Applied Neurocognitive Psychology Lab, University of Oldenburg, Oldenburg, Germany; Cluster of Excellence "Hearing4all", University of Oldenburg, Oldenburg, Germany.
Machine Learning Division, University of Oldenburg, Oldenburg, Germany; Cluster of Excellence "Hearing4all", University of Oldenburg, Oldenburg, Germany.
Neuroimage. 2021 Aug 15;237:118106. doi: 10.1016/j.neuroimage.2021.118106. Epub 2021 May 12.
Speech comprehension in natural soundscapes rests on the ability of the auditory system to extract speech information from a complex acoustic signal with overlapping contributions from many sound sources.
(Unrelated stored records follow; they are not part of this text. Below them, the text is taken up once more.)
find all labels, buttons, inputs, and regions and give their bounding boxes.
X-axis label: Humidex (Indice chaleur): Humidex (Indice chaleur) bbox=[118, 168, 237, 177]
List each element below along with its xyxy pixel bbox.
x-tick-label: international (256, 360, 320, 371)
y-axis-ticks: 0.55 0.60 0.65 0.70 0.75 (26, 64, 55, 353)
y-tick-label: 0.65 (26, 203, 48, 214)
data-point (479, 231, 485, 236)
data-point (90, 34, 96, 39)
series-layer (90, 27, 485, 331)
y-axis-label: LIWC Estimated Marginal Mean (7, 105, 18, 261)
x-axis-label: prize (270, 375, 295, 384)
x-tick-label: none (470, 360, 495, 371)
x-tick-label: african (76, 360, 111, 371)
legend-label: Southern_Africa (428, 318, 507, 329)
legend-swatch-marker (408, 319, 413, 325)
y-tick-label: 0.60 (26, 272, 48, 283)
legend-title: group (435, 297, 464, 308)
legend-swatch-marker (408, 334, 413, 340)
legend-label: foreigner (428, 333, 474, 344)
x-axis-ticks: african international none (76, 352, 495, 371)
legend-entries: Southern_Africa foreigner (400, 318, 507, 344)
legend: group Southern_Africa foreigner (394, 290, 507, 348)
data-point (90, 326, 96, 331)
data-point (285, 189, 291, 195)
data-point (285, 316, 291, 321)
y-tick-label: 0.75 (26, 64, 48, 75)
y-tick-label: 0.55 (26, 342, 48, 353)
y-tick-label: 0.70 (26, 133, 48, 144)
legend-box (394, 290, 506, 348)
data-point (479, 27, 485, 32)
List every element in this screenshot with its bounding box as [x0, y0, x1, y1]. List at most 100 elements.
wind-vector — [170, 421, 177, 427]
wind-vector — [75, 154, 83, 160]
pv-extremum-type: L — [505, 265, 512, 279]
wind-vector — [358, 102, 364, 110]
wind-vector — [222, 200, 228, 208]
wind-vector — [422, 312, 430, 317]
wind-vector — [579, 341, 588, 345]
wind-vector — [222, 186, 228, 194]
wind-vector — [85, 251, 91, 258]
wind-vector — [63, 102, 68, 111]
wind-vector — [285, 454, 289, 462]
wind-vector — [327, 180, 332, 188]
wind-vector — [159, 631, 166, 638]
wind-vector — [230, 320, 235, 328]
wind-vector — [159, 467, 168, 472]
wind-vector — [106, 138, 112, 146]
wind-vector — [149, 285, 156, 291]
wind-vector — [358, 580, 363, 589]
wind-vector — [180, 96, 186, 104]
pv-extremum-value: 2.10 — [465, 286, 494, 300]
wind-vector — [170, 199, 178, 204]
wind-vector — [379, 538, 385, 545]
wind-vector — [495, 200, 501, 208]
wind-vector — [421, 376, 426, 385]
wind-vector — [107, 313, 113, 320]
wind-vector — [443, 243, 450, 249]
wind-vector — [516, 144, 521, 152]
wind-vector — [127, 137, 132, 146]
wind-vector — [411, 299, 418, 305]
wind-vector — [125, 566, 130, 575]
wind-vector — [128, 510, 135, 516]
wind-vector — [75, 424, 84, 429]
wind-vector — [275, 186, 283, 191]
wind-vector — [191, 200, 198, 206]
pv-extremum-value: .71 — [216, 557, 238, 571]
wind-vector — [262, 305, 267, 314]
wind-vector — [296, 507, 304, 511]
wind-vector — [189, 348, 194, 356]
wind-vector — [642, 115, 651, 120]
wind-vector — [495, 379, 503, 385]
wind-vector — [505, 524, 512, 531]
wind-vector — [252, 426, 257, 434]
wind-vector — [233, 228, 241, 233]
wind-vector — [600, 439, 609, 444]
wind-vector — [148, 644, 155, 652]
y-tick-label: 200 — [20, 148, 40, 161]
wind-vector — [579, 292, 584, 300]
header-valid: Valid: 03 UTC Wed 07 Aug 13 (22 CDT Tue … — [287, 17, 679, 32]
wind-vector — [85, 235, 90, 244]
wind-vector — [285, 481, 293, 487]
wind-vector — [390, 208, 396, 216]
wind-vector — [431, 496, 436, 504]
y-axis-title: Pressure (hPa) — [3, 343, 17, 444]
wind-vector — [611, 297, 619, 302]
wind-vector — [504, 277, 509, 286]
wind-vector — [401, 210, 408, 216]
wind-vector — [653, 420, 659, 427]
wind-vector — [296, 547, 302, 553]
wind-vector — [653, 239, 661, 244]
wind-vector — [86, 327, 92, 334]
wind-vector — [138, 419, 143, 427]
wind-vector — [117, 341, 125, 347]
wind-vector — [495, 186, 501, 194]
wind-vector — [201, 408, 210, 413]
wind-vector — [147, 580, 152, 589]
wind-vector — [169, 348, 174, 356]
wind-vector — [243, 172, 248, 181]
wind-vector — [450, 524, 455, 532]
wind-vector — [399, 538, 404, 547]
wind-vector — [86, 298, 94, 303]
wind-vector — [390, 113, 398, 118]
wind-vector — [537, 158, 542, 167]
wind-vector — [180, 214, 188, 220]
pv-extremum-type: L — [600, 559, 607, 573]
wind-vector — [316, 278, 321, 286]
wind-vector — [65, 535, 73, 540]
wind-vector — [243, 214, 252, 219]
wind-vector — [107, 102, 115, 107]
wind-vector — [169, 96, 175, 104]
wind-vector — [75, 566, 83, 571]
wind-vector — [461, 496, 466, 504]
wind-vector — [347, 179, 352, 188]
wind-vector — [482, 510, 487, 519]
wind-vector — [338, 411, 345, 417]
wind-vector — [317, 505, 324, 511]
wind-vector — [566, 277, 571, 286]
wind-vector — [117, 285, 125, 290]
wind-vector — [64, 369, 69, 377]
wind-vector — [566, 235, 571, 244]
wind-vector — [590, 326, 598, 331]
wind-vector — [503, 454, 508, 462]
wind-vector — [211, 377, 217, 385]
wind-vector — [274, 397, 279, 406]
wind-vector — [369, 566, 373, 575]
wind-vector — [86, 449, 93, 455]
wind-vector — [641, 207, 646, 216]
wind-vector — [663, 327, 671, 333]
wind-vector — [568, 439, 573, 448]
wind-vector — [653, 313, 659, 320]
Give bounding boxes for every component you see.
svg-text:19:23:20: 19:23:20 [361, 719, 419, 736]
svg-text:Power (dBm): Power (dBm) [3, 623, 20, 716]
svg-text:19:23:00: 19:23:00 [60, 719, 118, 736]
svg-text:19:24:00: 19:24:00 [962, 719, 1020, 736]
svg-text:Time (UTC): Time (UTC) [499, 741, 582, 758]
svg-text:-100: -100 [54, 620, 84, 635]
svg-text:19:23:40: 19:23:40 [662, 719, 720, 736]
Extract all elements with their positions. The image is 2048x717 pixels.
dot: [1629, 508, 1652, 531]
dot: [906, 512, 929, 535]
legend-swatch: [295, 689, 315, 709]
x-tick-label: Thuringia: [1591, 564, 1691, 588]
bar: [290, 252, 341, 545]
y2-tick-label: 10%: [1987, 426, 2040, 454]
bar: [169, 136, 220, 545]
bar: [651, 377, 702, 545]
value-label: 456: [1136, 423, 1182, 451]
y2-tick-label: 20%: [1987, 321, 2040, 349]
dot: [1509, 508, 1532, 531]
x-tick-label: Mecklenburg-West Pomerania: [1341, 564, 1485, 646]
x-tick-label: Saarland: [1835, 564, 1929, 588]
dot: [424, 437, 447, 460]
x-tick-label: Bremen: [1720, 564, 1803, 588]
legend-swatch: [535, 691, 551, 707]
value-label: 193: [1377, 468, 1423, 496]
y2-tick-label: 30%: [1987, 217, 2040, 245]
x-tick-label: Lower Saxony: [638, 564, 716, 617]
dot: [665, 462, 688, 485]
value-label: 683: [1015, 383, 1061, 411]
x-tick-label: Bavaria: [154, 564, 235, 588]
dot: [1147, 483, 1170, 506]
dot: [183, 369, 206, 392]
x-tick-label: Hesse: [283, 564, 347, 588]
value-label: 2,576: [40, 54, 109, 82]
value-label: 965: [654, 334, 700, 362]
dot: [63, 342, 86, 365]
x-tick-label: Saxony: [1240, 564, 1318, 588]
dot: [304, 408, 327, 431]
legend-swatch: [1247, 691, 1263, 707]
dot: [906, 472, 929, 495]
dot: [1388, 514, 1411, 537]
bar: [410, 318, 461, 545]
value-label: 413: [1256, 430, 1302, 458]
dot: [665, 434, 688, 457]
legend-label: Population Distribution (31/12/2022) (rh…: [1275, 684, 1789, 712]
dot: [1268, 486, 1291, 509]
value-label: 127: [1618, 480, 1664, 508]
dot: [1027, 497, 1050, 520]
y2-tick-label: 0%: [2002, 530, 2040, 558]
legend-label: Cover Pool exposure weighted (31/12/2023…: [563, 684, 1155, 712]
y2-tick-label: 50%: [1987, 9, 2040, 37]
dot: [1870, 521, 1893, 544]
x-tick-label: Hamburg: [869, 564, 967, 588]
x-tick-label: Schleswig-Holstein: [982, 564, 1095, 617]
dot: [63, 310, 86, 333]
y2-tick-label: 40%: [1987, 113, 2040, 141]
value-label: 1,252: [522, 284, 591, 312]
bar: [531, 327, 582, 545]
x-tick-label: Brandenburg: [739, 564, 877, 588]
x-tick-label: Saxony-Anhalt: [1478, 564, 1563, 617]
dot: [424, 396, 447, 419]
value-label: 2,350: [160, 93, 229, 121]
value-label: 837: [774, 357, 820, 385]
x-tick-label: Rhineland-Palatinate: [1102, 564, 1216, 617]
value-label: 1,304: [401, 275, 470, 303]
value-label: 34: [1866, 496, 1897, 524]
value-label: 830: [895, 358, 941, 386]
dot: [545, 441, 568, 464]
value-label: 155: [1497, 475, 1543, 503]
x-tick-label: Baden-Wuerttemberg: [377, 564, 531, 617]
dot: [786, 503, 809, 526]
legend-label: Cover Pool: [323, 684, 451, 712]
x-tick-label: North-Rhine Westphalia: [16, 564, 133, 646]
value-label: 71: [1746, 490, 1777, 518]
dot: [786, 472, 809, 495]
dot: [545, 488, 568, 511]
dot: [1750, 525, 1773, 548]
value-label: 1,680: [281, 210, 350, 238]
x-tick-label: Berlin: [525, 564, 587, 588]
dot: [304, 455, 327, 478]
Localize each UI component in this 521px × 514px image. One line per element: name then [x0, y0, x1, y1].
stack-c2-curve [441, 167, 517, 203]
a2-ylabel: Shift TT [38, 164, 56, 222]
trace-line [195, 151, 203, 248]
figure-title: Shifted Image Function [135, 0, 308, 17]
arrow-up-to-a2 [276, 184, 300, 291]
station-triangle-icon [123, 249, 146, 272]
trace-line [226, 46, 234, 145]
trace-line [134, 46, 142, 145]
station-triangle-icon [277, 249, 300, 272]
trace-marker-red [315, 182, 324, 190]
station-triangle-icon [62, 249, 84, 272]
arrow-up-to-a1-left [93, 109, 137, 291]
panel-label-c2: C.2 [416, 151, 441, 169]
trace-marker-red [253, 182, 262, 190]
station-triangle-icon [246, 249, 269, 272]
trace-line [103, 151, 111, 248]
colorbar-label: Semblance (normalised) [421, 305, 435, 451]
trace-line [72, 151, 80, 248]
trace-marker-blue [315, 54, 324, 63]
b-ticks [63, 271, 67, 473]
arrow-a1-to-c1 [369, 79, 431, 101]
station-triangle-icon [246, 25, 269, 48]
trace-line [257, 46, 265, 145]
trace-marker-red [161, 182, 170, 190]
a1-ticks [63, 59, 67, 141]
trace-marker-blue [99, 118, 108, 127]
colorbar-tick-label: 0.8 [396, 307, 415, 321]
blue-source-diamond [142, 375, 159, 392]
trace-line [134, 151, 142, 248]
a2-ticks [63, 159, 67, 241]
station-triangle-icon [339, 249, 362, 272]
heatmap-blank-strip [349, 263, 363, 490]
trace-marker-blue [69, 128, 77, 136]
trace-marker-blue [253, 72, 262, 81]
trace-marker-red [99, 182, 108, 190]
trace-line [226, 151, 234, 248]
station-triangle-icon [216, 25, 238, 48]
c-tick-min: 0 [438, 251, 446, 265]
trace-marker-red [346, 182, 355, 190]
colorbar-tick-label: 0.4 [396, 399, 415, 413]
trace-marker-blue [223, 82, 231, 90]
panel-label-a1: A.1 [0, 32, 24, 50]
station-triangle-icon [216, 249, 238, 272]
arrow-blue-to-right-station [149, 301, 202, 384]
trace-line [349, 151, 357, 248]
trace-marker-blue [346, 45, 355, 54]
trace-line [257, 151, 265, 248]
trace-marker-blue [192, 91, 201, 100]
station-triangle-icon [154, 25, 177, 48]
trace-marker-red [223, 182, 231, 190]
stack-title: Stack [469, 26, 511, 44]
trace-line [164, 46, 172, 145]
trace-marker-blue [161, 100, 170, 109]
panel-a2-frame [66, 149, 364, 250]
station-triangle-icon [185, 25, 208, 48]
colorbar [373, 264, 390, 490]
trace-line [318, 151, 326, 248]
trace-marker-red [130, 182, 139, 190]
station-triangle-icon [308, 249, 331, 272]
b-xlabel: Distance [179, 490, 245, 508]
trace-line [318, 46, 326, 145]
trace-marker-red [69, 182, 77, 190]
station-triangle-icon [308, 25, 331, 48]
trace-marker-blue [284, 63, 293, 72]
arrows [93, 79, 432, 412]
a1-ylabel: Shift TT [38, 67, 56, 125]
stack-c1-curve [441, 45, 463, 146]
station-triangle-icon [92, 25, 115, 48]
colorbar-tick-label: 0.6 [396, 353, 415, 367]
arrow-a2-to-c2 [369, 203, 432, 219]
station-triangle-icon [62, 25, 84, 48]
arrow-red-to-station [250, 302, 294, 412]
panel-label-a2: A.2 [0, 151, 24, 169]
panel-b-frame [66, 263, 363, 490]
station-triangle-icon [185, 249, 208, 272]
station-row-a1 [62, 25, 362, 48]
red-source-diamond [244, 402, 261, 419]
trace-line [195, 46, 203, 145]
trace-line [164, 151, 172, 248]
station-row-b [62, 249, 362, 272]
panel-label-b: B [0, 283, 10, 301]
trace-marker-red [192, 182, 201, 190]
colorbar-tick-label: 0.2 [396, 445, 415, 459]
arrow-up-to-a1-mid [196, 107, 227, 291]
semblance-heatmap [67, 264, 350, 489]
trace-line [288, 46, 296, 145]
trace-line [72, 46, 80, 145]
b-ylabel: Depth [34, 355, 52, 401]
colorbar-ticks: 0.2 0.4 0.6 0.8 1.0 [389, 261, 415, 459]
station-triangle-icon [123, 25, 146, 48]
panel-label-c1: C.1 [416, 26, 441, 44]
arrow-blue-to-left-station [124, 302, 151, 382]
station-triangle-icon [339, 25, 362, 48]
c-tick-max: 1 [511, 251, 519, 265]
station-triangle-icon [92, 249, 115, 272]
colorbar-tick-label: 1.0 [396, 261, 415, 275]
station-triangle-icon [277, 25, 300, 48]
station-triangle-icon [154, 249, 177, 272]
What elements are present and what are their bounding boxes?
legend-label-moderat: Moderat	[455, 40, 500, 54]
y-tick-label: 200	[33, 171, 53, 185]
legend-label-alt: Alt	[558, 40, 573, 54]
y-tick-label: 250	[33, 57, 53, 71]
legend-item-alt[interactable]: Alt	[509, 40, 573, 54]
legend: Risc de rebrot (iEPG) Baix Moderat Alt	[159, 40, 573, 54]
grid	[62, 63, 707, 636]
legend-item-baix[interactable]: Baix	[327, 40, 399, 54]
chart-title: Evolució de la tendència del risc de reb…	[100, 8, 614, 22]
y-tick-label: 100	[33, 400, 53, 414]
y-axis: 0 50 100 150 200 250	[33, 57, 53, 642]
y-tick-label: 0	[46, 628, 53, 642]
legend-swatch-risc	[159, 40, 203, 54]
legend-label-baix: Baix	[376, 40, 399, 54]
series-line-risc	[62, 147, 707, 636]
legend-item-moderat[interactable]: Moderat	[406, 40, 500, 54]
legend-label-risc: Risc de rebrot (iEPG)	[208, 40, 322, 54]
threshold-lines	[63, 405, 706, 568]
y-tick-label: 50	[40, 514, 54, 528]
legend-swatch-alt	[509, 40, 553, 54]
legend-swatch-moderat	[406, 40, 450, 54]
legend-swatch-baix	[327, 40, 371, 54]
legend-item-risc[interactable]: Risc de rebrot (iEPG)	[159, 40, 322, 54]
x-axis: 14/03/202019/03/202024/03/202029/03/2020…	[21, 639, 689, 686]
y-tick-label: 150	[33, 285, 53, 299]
Here we reveal the canonical processing of speech in natural soundscapes on multiple scales by using data-driven modeling approaches to characterize sounds to analyze ultra high field fMRI recorded while participants listened to the audio soundtrack of a movie. We show that at the functional level the neuronal processing of speech in natural soundscapes can be surprisingly low dimensional in the human cortex, highlighting the functional efficiency of the auditory system for a seemingly complex task. Particularly, we find that a model comprising three functional dimensions of auditory processing in the temporal lobes is shared across participants' fMRI activity. We further demonstrate that the three functional dimensions are implemented in anatomically overlapping networks that process different aspects of speech in natural soundscapes. One is most sensitive to complex auditory features present in speech, another to complex auditory features and fast temporal modulations, that are not specific to speech, and one codes mainly sound level. These results were derived with few a-priori assumptions and provide a detailed and computationally reproducible account of the cortical activity in the temporal lobe elicited by the processing of speech in natural soundscapes.
在自然环境中,语音理解依赖于听觉系统从具有许多声源重叠贡献的复杂声信号中提取语音信息的能力。在这里,我们通过使用数据驱动的建模方法来描述声音,分析参与者在观看电影音频配乐时记录的超高场 fMRI,揭示了自然环境中语音在多个尺度上的典型处理方式。我们表明,在功能水平上,人类大脑皮层中自然环境下语音的神经处理可以是惊人的低维的,这突出了听觉系统在看似复杂的任务中的功能效率。特别是,我们发现一个由颞叶中三个听觉处理功能维度组成的模型在参与者的 fMRI 活动中是共享的。我们进一步证明,这三个功能维度是在解剖上重叠的网络中实现的,这些网络处理自然环境中语音的不同方面。一个对语音中存在的复杂听觉特征最敏感,另一个对复杂听觉特征和快速时间调制最敏感,这些特征不是特定于语音的,而一个则主要对声音水平进行编码。这些结果是在很少的先验假设下得出的,并提供了一个详细的、可计算重复的自然环境中语音处理引起的颞叶皮层活动的描述。